Introduction:
Urinary tract infections (UTIs) pose a significant challenge in the care of renal transplant recipients. Renal transplant recipients face an elevated risk of recurrent UTIs due to immunosuppression, altered urinary tract anatomy and complex comorbidities. Complications of UTIs can lead to graft dysfunction and systemic illness, underscoring the need for effective management. Recurrent urinary tract infections (UTI) are a common clinical problem in kidney transplant recipients. Due to the complex urological anatomy derived from the implantation of the kidney graft, the spectrum of the disease and the broad underlying pathophysiological mechanisms. Recurrent UTI worsen the quality of life, decrease the graft survival and increase the costs of kidney transplantation. The actual published literature on the management of recurrent urinary tract infections is based on case series, observational cohorts and very few clinical trials. Factors such as female sex, old age, history of UTIs, deceased donor, long-term use of an indwelling catheter, diabetes, acute rejection process, use of ureteral stent, abnormal urinary tract anatomy, and hypertension were related to an increased risk of UTIs in kidney recipients. Here we report the management of double renal transplant patient who had recurrent urinary tract infection.
Methods:
33-year-old male patient with history of hypertension, chronic kidney disease (presumed CIN) underwent live related allograft renal transplantation surgery 2015, with no post transplant complication and on triple immunosuppression and doing well on follow ups.
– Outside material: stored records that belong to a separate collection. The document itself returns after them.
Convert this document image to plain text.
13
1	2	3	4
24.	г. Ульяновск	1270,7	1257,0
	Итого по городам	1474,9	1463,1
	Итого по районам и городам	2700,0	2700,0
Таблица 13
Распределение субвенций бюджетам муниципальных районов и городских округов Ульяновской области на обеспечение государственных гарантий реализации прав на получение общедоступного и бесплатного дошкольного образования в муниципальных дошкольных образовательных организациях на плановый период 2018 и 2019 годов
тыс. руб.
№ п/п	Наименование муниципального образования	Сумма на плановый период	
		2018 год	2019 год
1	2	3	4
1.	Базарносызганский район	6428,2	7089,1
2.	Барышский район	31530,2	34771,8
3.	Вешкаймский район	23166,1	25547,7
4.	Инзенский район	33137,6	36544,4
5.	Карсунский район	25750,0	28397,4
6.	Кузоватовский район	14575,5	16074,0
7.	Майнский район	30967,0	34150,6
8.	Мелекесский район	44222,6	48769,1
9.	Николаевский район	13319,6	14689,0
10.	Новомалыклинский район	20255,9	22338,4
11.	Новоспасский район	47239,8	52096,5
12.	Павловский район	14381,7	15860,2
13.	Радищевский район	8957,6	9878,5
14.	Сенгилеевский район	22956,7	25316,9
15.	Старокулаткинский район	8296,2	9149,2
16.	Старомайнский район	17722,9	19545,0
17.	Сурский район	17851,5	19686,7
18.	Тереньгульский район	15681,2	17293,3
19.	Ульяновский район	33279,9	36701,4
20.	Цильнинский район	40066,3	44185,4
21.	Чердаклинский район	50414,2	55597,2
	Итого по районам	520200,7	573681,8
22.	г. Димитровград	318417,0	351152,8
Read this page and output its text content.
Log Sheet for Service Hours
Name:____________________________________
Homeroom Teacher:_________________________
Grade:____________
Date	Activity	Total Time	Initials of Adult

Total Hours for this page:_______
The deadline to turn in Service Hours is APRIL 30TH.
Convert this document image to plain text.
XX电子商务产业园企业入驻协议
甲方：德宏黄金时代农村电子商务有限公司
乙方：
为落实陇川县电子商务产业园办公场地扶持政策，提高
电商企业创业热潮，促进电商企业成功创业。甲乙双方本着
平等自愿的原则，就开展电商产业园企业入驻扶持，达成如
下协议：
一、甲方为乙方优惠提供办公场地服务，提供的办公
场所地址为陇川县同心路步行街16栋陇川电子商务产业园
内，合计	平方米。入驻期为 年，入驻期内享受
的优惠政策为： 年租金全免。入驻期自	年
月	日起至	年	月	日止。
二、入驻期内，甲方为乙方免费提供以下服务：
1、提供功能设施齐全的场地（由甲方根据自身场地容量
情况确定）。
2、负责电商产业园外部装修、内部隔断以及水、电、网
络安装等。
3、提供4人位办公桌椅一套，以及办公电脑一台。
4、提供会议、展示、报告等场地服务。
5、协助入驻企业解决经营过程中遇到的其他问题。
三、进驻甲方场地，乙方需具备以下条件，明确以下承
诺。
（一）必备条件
After few years, Patient lost to follow up and stopped his immunosuppressive medication by self after which he presented with worsening renal functions which progressed & lead to graft rejection and patient eventually had to be reinitiated on hemodialysis after 5.5 years of 1st renal transplant. Almost 5 years into post renal transplant rejection patient was taken up for 2nd kidney transplant- deceased donor (2023). Post second kidney transplant, patient developed fever and chills and treated with antibiotics for epididymo-orchitis and UTI. But the recovery was short lived and patient had recurrent UTI episodes (with 2 months of second transplant) and during which he received prolonged duration of higher antibiotics for MDR klebsiella pneumonia as grown on culture. Since UTI and fever spikes were persistent, patient underwent cystoscopy and during cystogram it was seen that contrast refluxed into first transplant kidney ureter after which patient was undertaken for sub capsular transplant kidney nephroureterectomy of first transplanted kidney graft with bilateral vasal ligation. Post surgical intervention patient became better and symptom free and no further complications arose in post operative period. Patient is currently under follow up and is doing well.
Results:
33 year old male patient with first renal transplant (live related donor) with non post transplant complications, stopped his immunosuppressive medications on his own, developed chronic allograft rejection (biopsy proven acute cellular rejection) re-initiated on hemodialysis (5.5 years later of first transplant and underwent 2nd renal transplant (deceased donor) in 2023. Post transplant patient improved and discharged on triple immunosuppression with fair graft function developed right epididymo-orchitis and received antibiotics. Yet again patient presented with recurrent episodes of fever spikes and UTI and managed by longer duration of higher antibiotics .He was undertaken for cystoscopy which was essentially normal but a patulous and wide opening of first transplant kidney & ureter, which also showed presence of contrast in same ureter during cystogram. Possibly explaining the source of recurrent episodes of UTI, patient underwent right subcapsular transplant kidney nephroureterectomy (1st transplant kidney and ureter) with immidiate subsidence of fever and rapid symptom improvement. Post surgical intervention patient has improved significantly and doing well on follow up with no signs of further UTI.
Conclusions:
Infection remains an important concern in patients undergoing kidney transplantation. Patient care in the context of life-threatening infections is a great concern. There are many risk factors for urinary tract infection in a kidney transplant patient. There is always a dilemma to balance immunosuppression with recurring infections in such patients. One should keep the horizons wide to find out the actual cause of infection, as in our case primary renal allograft transplant was a source of infection and after removal of the actual source of infection patient recovered & has been doing well till date.
I have no potential conflict of interest to disclose.
I did not use generative AI and AI-assisted technologies in the writing process.